Дядя много ел, много гулял, много говорил, и самого его было много – в шутку я прозвал его дядей Стёпой.
Ночью весь дом сотрясался от его храпа, а днём – от его смеха. Он собирался пробыть до понедельника, и я знал: что-то произойдёт.
Игрушечный глобус, воины со свитой и гончие собаки не шли у меня из головы. Сам я ничего никогда себе не засовывал – ни в нос, ни в уши. Помню, однажды хотел, но бабушка до того меня напугала историей о бусинке, которую засунула в нос да так и не вытащила, что я не решился. Она ходила с бусинкой всю жизнь. Врачи ничего не нашли. Но бабушка говорила, что до сих пор, когда сморкается, чувствует лёгкую щекотку и точно знает: вещь на прежнем месте.
Пока у нас гостил дядя, я плохо спал, просыпался по нескольку раз за ночь – то ли от его храпа, то ли от своей игры воображения. Мне представлялось, что я беру мир и запихиваю его в ухо. Сначала игрушечных солдатиков, одного за другим, потом генерала, «Монополию», телевизор, шкаф с чайным сервизом и мамиными любимыми вазами, затем целую комнату, квартиру, дом, канал, улицу, квартал с машинами и светофорами, крышами и трубами, магазинами и светящимися вывесками, людьми, собаками, полицейскими, врачами, учителями… Я запихивал в ухо парки и музеи, дворцы и аэропорты, вокзалы. Город помещался в ухе целиком, и я переходил к следующему городу, потом очередь дошла до континентов, Европа и Америка расположились совсем близко, Африка подальше, вся планета со своими войнами, президентами, армиями, музыкой и живописью, лесами и джунглями, равнинами и горами погрузилась в моё ухо, а затем и вся галактика, и тут…

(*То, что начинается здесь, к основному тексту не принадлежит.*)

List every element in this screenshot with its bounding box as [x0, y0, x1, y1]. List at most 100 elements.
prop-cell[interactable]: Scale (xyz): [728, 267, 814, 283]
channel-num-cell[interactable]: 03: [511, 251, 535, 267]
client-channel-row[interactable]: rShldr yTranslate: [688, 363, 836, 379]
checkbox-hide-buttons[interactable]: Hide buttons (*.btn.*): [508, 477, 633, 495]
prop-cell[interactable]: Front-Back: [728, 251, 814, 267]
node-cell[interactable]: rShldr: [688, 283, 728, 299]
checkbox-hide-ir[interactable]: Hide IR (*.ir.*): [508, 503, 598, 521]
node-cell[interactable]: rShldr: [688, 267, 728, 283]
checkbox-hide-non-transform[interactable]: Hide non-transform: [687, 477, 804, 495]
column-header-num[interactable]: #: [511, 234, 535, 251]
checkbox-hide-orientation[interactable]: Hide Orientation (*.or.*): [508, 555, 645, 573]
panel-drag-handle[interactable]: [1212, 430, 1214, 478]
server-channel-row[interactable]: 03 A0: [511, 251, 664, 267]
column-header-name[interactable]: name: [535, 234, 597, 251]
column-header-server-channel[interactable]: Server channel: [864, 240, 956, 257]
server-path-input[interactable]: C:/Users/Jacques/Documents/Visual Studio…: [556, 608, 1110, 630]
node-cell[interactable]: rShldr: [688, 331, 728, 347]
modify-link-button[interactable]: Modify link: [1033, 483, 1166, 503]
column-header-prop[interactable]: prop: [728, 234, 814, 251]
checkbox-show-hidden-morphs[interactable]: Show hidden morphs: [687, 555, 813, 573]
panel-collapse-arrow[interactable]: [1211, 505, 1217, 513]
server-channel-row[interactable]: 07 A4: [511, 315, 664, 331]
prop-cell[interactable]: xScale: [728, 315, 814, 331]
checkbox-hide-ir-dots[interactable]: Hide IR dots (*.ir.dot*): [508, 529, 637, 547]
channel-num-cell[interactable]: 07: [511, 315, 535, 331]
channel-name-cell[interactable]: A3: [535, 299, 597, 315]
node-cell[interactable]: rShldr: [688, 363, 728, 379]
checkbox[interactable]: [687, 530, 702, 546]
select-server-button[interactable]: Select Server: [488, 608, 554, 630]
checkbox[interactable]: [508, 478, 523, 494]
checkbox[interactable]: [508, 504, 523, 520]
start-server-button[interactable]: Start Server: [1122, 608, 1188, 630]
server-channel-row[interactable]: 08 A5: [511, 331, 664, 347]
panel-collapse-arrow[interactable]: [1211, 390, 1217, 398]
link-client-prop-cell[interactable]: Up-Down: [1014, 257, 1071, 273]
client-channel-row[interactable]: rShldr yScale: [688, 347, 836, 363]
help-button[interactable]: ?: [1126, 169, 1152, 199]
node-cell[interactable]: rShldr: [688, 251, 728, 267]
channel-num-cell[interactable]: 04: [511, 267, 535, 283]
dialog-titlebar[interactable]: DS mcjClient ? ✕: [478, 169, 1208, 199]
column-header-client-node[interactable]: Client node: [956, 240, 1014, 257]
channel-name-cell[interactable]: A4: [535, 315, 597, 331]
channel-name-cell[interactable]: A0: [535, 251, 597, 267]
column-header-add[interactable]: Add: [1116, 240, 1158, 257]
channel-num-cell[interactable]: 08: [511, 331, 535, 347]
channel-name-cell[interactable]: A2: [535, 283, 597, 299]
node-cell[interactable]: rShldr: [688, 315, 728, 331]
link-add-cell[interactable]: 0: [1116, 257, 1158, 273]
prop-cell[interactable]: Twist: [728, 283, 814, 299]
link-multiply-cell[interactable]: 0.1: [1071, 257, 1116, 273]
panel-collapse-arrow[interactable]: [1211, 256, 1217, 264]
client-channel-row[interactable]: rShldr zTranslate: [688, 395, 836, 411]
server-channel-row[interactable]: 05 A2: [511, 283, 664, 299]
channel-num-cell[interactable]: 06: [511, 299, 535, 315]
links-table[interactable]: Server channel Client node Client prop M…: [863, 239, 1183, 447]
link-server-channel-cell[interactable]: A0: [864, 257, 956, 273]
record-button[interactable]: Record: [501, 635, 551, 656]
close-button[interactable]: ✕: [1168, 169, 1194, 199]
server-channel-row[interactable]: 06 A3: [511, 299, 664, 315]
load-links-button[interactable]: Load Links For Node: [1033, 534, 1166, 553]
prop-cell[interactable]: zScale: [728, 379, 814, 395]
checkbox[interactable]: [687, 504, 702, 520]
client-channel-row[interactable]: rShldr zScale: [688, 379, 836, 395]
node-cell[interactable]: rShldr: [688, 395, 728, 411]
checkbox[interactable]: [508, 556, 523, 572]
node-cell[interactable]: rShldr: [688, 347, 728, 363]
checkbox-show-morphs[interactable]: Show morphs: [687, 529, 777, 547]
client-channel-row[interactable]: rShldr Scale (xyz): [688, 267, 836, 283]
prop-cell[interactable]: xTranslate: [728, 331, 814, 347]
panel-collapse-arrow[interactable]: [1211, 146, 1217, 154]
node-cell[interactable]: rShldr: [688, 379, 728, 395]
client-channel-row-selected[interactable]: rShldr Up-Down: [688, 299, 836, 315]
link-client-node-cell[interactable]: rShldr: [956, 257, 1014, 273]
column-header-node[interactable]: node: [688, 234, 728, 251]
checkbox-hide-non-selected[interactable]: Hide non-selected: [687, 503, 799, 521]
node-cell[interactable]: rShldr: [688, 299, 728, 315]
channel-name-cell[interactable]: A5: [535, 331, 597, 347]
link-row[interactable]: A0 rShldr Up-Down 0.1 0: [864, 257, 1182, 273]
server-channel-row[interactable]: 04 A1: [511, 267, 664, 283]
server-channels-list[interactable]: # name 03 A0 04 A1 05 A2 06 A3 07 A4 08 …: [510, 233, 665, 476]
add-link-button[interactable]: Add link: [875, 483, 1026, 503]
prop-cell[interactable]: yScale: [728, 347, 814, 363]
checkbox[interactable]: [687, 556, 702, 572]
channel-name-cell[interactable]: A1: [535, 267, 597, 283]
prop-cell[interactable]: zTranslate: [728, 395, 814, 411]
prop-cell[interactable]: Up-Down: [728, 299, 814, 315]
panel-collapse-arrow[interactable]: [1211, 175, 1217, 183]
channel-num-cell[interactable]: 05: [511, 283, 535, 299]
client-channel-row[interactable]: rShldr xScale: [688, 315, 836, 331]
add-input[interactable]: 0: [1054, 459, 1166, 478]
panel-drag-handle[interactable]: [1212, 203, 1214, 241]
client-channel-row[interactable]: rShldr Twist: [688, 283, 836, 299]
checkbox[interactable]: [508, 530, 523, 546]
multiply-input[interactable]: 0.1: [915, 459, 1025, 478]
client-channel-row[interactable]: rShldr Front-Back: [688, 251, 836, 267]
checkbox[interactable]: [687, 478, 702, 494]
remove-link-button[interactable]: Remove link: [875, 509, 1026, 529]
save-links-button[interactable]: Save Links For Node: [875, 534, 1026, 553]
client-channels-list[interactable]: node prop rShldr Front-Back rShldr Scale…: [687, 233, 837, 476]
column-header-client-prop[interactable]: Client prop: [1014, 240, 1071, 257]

Я проснулся и вскочил с постели. Пощупал ухо и понял, что во сне случайно пропихнул в него силиконовый шарик барышей.
Мама причитала, дядя довольно долго возился с крючком. Спросонок никак не мог сосредоточиться.
– Ты же говорил, что можешь вытащить что угодно! Ты же врач! – возмущался я.
– Ты что, специально загнал себе в ухо эту штуку? – возмущалась мама.
– Вы что, не доверяете мне? – возмущался дядя.
– Конечно нет! – отвечал я маме.
– Конечно нет! – отвечала мама дяде.
– Конечно могу! – настаивал дядя. – Откуда угодно можно вытащить что угодно.
И он вытащил из моего уха игрушечных солдатиков и генерала, телевизор и шкаф, квартиру и дом, президентов, армии, континенты, планету и галактику.
Мне стало легче дышать. Я снова отправился в постель. И пообещал больше никогда не засовывать мир себе в ухо.